À la question, « Faut-il rétablir la peine de mort », 61 % des Français répondent qu’ils ne sont pas d’accord, selon les données pour l’année 2023, rassemblées par les chercheurs Vincent Tiberj, James Stimson et Cyrille Thiébaut à partir d’enquêtes d’opinion réalisées par entretien en face à face (hors Internet). Cette proportion est légèrement en baisse depuis le début des années 2000. Elle avait fortement progressé dans les années 1990. En 1988, seuls 36 % de la population n’étaient pas d’accord avec le rétablissement de la peine capitale.
Les opinions sont beaucoup plus partagées quand on sonde les personnes sur Internet. Dans ce cas, depuis dix ans, une proportion à peu près équivalente de Français se disent pour ou contre le rétablissement de la peine de mort (selon le baromètre annuel du Cevipof). L’évolution est de l’ordre des marges d’erreur des sondages. Ces données vont à l’encontre de la thèse répandue d’un durcissement des valeurs dans ce domaine.

Il faut noter un point d’importance, commun à de nombreux autres sondages (comme sur l’immigration).
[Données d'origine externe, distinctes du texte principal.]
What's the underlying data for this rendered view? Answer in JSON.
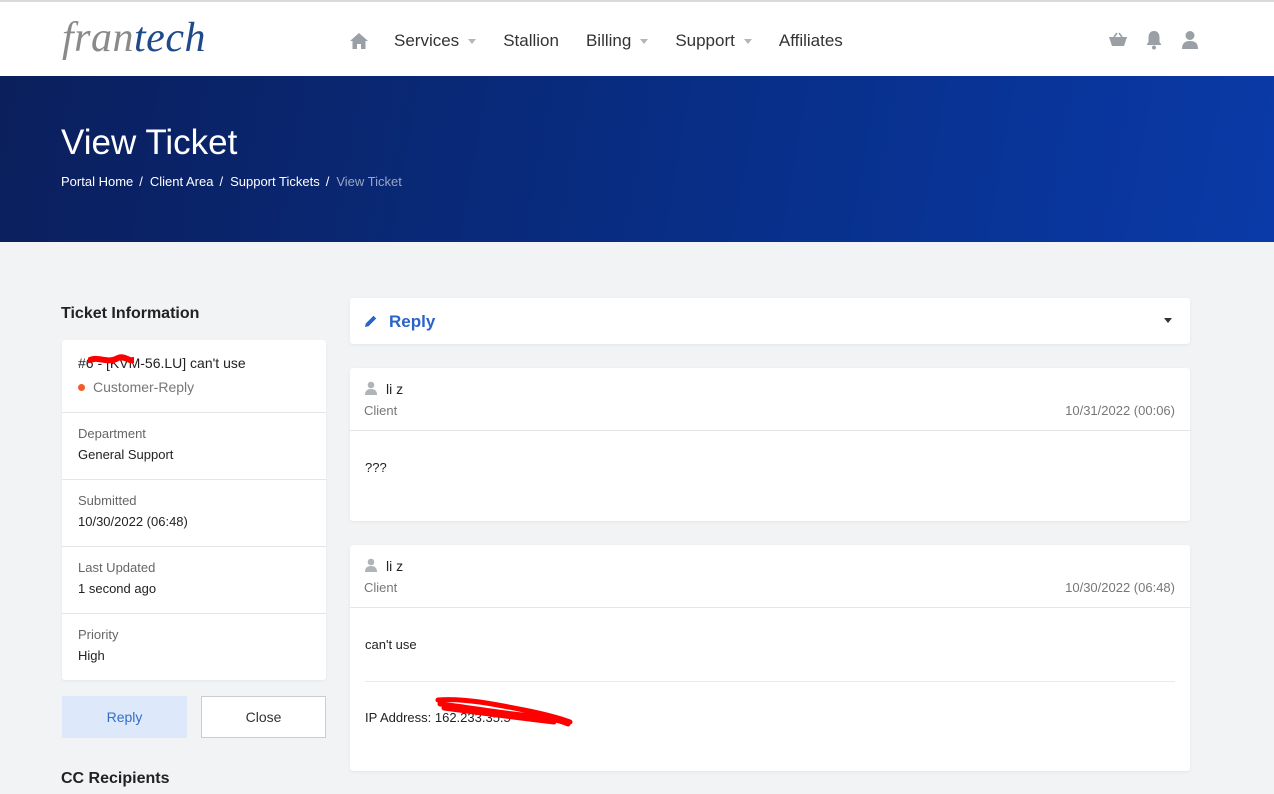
{
  "brand": {
    "part1": "fran",
    "part2": "tech"
  },
  "nav": {
    "items": [
      {
        "label": "Services",
        "dropdown": true
      },
      {
        "label": "Stallion",
        "dropdown": false
      },
      {
        "label": "Billing",
        "dropdown": true
      },
      {
        "label": "Support",
        "dropdown": true
      },
      {
        "label": "Affiliates",
        "dropdown": false
      }
    ],
    "right_icons": [
      "cart-icon",
      "bell-icon",
      "user-icon"
    ]
  },
  "hero": {
    "title": "View Ticket",
    "breadcrumbs": [
      "Portal Home",
      "Client Area",
      "Support Tickets",
      "View Ticket"
    ]
  },
  "sidebar": {
    "title": "Ticket Information",
    "ticket_subject": "#6    - [KVM-56.LU] can't use",
    "status": "Customer-Reply",
    "status_color": "#f25c29",
    "fields": [
      {
        "label": "Department",
        "value": "General Support"
      },
      {
        "label": "Submitted",
        "value": "10/30/2022 (06:48)"
      },
      {
        "label": "Last Updated",
        "value": "1 second ago"
      },
      {
        "label": "Priority",
        "value": "High"
      }
    ],
    "reply_label": "Reply",
    "close_label": "Close",
    "cc_title": "CC Recipients"
  },
  "main": {
    "reply_label": "Reply",
    "messages": [
      {
        "author": "li z",
        "role": "Client",
        "date": "10/31/2022 (00:06)",
        "body": "???",
        "ip": ""
      },
      {
        "author": "li z",
        "role": "Client",
        "date": "10/30/2022 (06:48)",
        "body": "can't use",
        "ip": "IP Address: 162.233.35.5"
      }
    ]
  },
  "colors": {
    "hero_start": "#0b1f5c",
    "hero_end": "#0a3aa8",
    "accent": "#2a63c9",
    "redaction": "#ff0000"
  }
}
Quand les instituts indiquent un pourcentage de personnes « d’accord » avec le rétablissement de la peine de mort, ils font la somme des « plutôt pour » et « tout à fait pour », deux modalités différentes. Une partie des sondés exprime une réaction à chaud par rapport aux faits divers violents du moment, qui ne reflète pas nécessairement leurs valeurs fondamentales. Rien n’indique qu’ils agiraient de la même manière en votant à un référendum sur le sujet.
La réponse à un sondage est sans conséquence. La personne interrogée répond rapidement à de très nombreuses questions qui se suivent, sans prendre le temps d’une réflexion qui s’impose sur un sujet aussi important que la peine de mort. La croyance des médias et des professionnels de la politique dans la valeur des sondages – qui ne font que refléter l’air du temps – est un problème d’importance.